Scar Tissue That I Wish You Saw
There’s a front page story in the NY Times today on Hillary Clinton. It talks about how she’s endured a lot of difficulty over the years and how’s that’s made her come across as tough and lacking empathy. Here’s the part that got my attention.
After a political lifetime of public battles, suspicions and
humiliations, she must prove she is not too hardened to inspire, or too
wary to truly lead.
The scar tissue she has accumulated over the
years is central to Mrs. Clinton’s political identity. She catalogs her
wounds with an air of pride and defiance. Invoking a mantra attributed
to Eleanor Roosevelt, Mrs. Clinton likes to say that women in politics “need to develop skin as tough as a rhinoceros hide.”
“I joke that I have the scars to show from my experiences,” she said in an interview.
you know, our scars are part of us, and they are a reminder of the
experiences we’ve gone through, and our history. I am constantly making
sure that the rhinoceros skin still breathes. And that’s a challenge
that all of us face. But again, not all of us have to live it out in
I am inclined to vote for Hillary even though I don’t consider myself a fan of hers. Part of my reluctant support for her candidacy is that I’d like to see a woman in the white house. It’s time for this country to recognize that woman can lead as well as men. The UK and Israel have had strong women lead their countries and we should be open to that here in the US. But it has to be the right woman.

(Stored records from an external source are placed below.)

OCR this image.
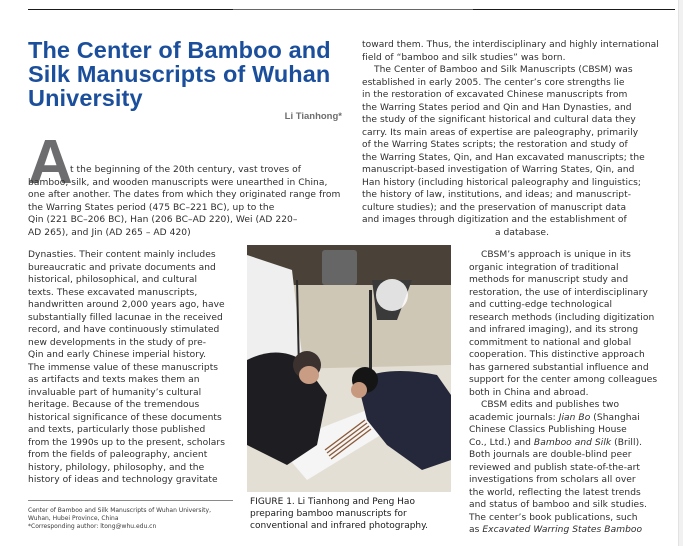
The Center of Bamboo and
Silk Manuscripts of Wuhan
University
Li Tianhong*
A
t the beginning of the 20th century, vast troves of
bamboo, silk, and wooden manuscripts were unearthed in China,
one after another. The dates from which they originated range from
the Warring States period (475 BC–221 BC), up to the
Qin (221 BC–206 BC), Han (206 BC–AD 220), Wei (AD 220–
AD 265), and Jin (AD 265 – AD 420)
Dynasties. Their content mainly includes
bureaucratic and private documents and
historical, philosophical, and cultural
texts. These excavated manuscripts,
handwritten around 2,000 years ago, have
substantially filled lacunae in the received
record, and have continuously stimulated
new developments in the study of pre-
Qin and early Chinese imperial history.
The immense value of these manuscripts
as artifacts and texts makes them an
invaluable part of humanity’s cultural
heritage. Because of the tremendous
historical significance of these documents
and texts, particularly those published
from the 1990s up to the present, scholars
from the fields of paleography, ancient
history, philology, philosophy, and the
history of ideas and technology gravitate
toward them. Thus, the interdisciplinary and highly international
field of “bamboo and silk studies” was born.
The Center of Bamboo and Silk Manuscripts (CBSM) was
established in early 2005. The center’s core strengths lie
in the restoration of excavated Chinese manuscripts from
the Warring States period and Qin and Han Dynasties, and
the study of the significant historical and cultural data they
carry. Its main areas of expertise are paleography, primarily
of the Warring States scripts; the restoration and study of
the Warring States, Qin, and Han excavated manuscripts; the
manuscript-based investigation of Warring States, Qin, and
Han history (including historical paleography and linguistics;
the history of law, institutions, and ideas; and manuscript-
culture studies); and the preservation of manuscript data
and images through digitization and the establishment of
a database.
CBSM’s approach is unique in its
organic integration of traditional
methods for manuscript study and
restoration, the use of interdisciplinary
and cutting-edge technological
research methods (including digitization
and infrared imaging), and its strong
commitment to national and global
cooperation. This distinctive approach
has garnered substantial influence and
support for the center among colleagues
both in China and abroad.
CBSM edits and publishes two
academic journals: Jian Bo (Shanghai
Chinese Classics Publishing House
Co., Ltd.) and Bamboo and Silk (Brill).
Both journals are double-blind peer
reviewed and publish state-of-the-art
investigations from scholars all over
the world, reflecting the latest trends
and status of bamboo and silk studies.
The center’s book publications, such
as Excavated Warring States Bamboo
FIGURE 1. Li Tianhong and Peng Hao
preparing bamboo manuscripts for
conventional and infrared photography.
Center of Bamboo and Silk Manuscripts of Wuhan University,
Wuhan, Hubei Province, China
*Corresponding author: ltong@whu.edu.cn
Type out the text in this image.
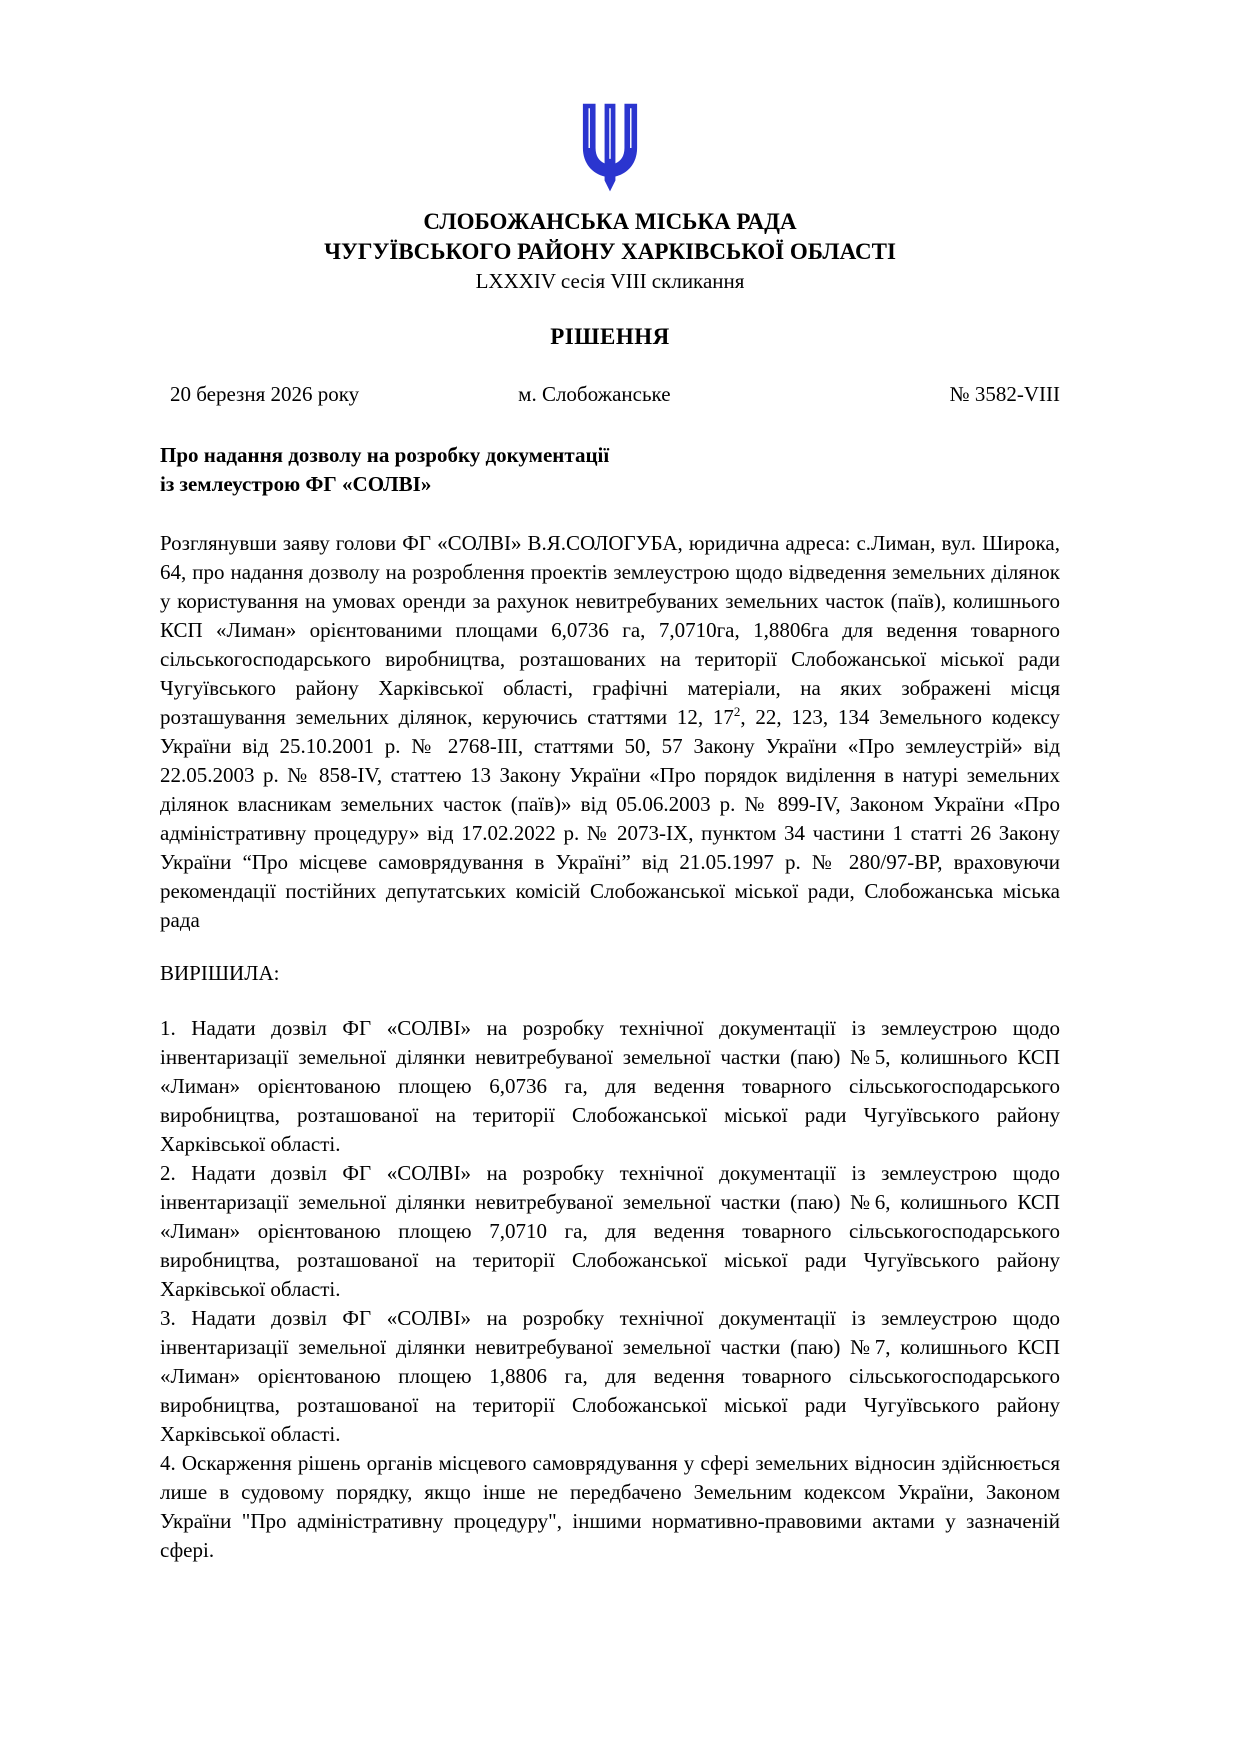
СЛОБОЖАНСЬКА МІСЬКА РАДА
ЧУГУЇВСЬКОГО РАЙОНУ ХАРКІВСЬКОЇ ОБЛАСТІ
LXXXIV сесія VIII скликання
РІШЕННЯ
20 березня 2026 року	м. Слобожанське	№ 3582-VIII
Про надання дозволу на розробку документації
із землеустрою ФГ «СОЛВІ»

Розглянувши заяву голови ФГ «СОЛВІ» В.Я.СОЛОГУБА, юридична адреса: с.Лиман, вул. Широка, 64, про надання дозволу на розроблення проектів землеустрою щодо відведення земельних ділянок у користування на умовах оренди за рахунок невитребуваних земельних часток (паїв), колишнього КСП «Лиман» орієнтованими площами 6,0736 га, 7,0710га, 1,8806га для ведення товарного сільськогосподарського виробництва, розташованих на території Слобожанської міської ради Чугуївського району Харківської області, графічні матеріали, на яких зображені місця розташування земельних ділянок, керуючись статтями 12, $17^2$, 22, 123, 134 Земельного кодексу України від 25.10.2001 р. № 2768-III, статтями 50, 57 Закону України «Про землеустрій» від 22.05.2003 р. № 858-IV, статтею 13 Закону України «Про порядок виділення в натурі земельних ділянок власникам земельних часток (паїв)» від 05.06.2003 р. № 899-IV, Законом України «Про адміністративну процедуру» від 17.02.2022 р. № 2073-IX, пунктом 34 частини 1 статті 26 Закону України “Про місцеве самоврядування в Україні” від 21.05.1997 р. № 280/97-ВР, враховуючи рекомендації постійних депутатських комісій Слобожанської міської ради, Слобожанська міська рада

ВИРІШИЛА:

1. Надати дозвіл ФГ «СОЛВІ» на розробку технічної документації із землеустрою щодо інвентаризації земельної ділянки невитребуваної земельної частки (паю) №5, колишнього КСП «Лиман» орієнтованою площею 6,0736 га, для ведення товарного сільськогосподарського виробництва, розташованої на території Слобожанської міської ради Чугуївського району Харківської області.

2. Надати дозвіл ФГ «СОЛВІ» на розробку технічної документації із землеустрою щодо інвентаризації земельної ділянки невитребуваної земельної частки (паю) №6, колишнього КСП «Лиман» орієнтованою площею 7,0710 га, для ведення товарного сільськогосподарського виробництва, розташованої на території Слобожанської міської ради Чугуївського району Харківської області.

3. Надати дозвіл ФГ «СОЛВІ» на розробку технічної документації із землеустрою щодо інвентаризації земельної ділянки невитребуваної земельної частки (паю) №7, колишнього КСП «Лиман» орієнтованою площею 1,8806 га, для ведення товарного сільськогосподарського виробництва, розташованої на території Слобожанської міської ради Чугуївського району Харківської області.

4. Оскарження рішень органів місцевого самоврядування у сфері земельних відносин здійснюється лише в судовому порядку, якщо інше не передбачено Земельним кодексом України, Законом України "Про адміністративну процедуру", іншими нормативно-правовими актами у зазначеній сфері.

Of course, it’s also time for a minority american to be president. More on that in a minute.
And so the other part of my reluctant support of Hillary is this scar tissue thing. I really respect people who’ve taken their lumps and risen beyond them. I look for that in people in business all the time. I’d much rather have a partner who has taken some losses and learned from them than a partner who hasn’t failed yet. Failure is an asset in my mind if you’ve learned from it.
The big challenge, as Hillary states in her comments above, is how to wear that scar tissue the right way. I took some big hits in the implosion of the first bubble and I wear those scars front and center in my brain. When I see something going on that reminds me of those experiences, the tendency is to run the other way. How do we remain open to things that have not worked for us in the past? It’s hard. And I won’t be doing any $10mm seed investments in a business plan any time soon. Nor should anyone.
But given the choice between a president who has fallen, gotten up, fallen again, gotten up again, and someone who has not fallen yet, it’s an easy call for me. I’ll take the one who has failed and come back from failure. Maybe it’s because I’ve been through that too. And I feel more secure with some scar tissue in the White House. Even if we wished we could see a bit more of it than she’s willing to show.
UPDATE: Joe Laz has another similar take on scar tissue on his tumblog this morning.